Even though women with FH-P received less intensive LLT, they had lower adherence to it, and reached their goal LDL-c values less frequently, their CVD prevalence was lower and the increase in the incidence of CVD occurred at older age than men. This suggests that other cardio-protective factors, like hormone factors, higher HDL-C levels, lower prevalence of other CVRF, like tobacco or higher levels of triglycerides/high-density lipoprotein cholesterol in men might play a role. It is important to determine whether the same LDL-C value has the same impact on cardiovascular risk in women and men in different populations35. Recent findings have evidenced a sex-specific differential causal effect of genetically increased LDL-C on the risk of CVD. These observations implicate that women are less susceptible to LDL-C-associated CVD compared to men and male patients might benefit more from LDL-C targeted therapies than female patients36. Sex‐differential effects should be taken into account in the design of clinical trials. If we want to move towards personalized medicine, we must begin by considering differences by sex.

Strengths and limitations of the study

SIDIAP includes medical data from 85% of the Catalan population; it has a substantial potential to provide a global vision on the FH-P epidemiology. Our study population included all individuals who had an LDL-C test during 10 years, which was 53.8% of the general population older than 7 years and 68.2% of persons older than 45 years; thus, we must acknowledge some selection bias, especially at younger ages.

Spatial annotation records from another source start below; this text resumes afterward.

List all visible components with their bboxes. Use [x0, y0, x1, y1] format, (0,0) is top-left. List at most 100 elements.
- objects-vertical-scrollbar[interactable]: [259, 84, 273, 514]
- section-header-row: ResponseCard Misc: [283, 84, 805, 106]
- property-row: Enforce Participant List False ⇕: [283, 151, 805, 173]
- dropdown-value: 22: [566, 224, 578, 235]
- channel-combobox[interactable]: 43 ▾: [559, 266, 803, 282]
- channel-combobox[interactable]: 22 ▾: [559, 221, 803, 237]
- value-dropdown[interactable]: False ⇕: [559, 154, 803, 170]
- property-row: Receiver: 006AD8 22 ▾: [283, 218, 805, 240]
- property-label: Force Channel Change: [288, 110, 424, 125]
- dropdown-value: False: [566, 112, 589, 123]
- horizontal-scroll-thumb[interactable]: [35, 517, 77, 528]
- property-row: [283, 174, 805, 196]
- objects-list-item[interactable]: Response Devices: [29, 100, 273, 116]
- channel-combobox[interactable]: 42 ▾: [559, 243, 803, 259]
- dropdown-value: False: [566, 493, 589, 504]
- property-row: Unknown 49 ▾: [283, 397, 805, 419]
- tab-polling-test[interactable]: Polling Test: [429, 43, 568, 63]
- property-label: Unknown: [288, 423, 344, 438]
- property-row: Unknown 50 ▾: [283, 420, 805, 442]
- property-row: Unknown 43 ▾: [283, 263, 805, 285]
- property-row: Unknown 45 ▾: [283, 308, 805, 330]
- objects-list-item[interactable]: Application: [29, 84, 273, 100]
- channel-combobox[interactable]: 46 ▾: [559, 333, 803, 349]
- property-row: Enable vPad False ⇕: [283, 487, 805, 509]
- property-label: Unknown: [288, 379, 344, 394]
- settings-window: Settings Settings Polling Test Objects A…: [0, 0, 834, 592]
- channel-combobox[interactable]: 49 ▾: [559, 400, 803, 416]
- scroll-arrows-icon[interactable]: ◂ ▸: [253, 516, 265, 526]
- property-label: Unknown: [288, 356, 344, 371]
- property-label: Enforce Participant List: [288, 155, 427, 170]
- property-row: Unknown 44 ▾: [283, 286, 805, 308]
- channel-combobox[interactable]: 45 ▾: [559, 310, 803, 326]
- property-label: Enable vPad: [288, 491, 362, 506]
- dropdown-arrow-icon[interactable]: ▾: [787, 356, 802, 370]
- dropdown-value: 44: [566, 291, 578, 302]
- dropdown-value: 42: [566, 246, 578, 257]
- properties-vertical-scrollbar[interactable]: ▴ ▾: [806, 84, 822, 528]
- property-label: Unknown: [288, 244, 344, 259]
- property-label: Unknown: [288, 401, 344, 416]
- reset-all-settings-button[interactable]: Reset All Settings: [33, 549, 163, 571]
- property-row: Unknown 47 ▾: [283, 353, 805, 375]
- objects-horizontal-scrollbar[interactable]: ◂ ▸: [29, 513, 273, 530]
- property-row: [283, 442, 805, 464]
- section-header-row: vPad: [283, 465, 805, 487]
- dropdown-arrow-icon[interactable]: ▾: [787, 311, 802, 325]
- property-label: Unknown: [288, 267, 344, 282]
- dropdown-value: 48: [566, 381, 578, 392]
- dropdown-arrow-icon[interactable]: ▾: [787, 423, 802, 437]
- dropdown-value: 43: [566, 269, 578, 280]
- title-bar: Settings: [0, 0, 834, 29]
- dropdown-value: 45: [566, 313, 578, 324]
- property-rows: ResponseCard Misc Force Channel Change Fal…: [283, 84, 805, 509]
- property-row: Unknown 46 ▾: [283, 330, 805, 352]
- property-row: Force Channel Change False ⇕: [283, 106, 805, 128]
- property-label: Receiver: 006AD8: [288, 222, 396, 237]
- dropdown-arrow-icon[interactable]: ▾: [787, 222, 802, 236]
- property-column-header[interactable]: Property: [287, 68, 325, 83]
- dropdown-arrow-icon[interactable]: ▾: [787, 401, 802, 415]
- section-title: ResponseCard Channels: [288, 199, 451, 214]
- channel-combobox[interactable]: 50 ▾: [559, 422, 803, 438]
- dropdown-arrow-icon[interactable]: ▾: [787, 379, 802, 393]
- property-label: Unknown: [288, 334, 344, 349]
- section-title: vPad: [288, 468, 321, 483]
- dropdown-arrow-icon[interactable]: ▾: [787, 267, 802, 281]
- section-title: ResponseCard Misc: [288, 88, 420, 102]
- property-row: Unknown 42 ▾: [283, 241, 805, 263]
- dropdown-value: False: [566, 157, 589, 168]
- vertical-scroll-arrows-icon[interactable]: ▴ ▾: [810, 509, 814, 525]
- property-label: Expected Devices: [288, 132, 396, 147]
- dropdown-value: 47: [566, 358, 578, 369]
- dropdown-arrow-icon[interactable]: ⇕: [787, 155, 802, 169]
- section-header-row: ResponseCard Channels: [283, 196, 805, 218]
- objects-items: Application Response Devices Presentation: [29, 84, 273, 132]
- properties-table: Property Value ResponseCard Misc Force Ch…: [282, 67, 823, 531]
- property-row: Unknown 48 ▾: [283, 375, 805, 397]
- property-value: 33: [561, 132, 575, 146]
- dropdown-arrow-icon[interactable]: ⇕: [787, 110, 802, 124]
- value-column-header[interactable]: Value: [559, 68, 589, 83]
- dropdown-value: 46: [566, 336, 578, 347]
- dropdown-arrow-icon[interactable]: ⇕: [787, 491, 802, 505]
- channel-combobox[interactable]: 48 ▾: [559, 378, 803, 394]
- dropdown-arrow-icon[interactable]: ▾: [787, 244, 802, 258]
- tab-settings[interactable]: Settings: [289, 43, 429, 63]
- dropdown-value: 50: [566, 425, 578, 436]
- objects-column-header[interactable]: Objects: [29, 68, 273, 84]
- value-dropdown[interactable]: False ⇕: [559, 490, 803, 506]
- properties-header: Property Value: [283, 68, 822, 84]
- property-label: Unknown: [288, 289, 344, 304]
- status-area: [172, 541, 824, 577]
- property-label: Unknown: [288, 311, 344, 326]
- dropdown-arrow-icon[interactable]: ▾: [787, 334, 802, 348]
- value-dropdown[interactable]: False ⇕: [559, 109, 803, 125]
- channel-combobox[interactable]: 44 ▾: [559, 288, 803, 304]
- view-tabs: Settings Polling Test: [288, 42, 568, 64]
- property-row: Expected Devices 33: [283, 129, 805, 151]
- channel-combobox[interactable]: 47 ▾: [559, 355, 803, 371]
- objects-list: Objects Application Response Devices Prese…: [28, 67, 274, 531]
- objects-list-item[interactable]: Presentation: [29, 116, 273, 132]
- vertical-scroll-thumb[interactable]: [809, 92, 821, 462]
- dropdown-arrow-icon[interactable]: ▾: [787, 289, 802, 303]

The main limitation of our study was the FH diagnostic method, based on the FH phenotype, which could contribute to overestimate the diagnosis, especially due to inclusion of persons with polygenic familial hypercholesterolemia. The cut-off points used for LDL-C have a sensitivity of 91%, a specificity of 71% and a positive predictive value of 74% for genetically defined HF13. However, a concept of Familial Hypercholesterolemic syndrome (which includes heterozygous familial hypercholesterolemia, homozygous familial hypercholesterolemia, polygenic familial hypercholesterolemia, and familial hypercholesterolemia combined with hypertriglyceridemia) has been recently defined on the basis that all these types of hypercholesterolemia present a clinically relevant excess of CVD37. From 2014 to date, the percentage of people receiving LLT has improved, although recent data indicate that there is scope for improvement22. Finally, another limitation is the lack of availability of information in SIDIAP regarding family history, Lp (a) levels and use of iPCSK9 or other cardiovascular medications in addition to LLT.

In conclusion, unexplained sex differences were detected in the use of high-intensity LLT, which was decreased in women with FH-P. This may lead to worsened lipid control and lower achievement of LDL-c goals in women compared to men, especially in secondary prevention. There were differences by sex regarding adherence to treatment, which require further research.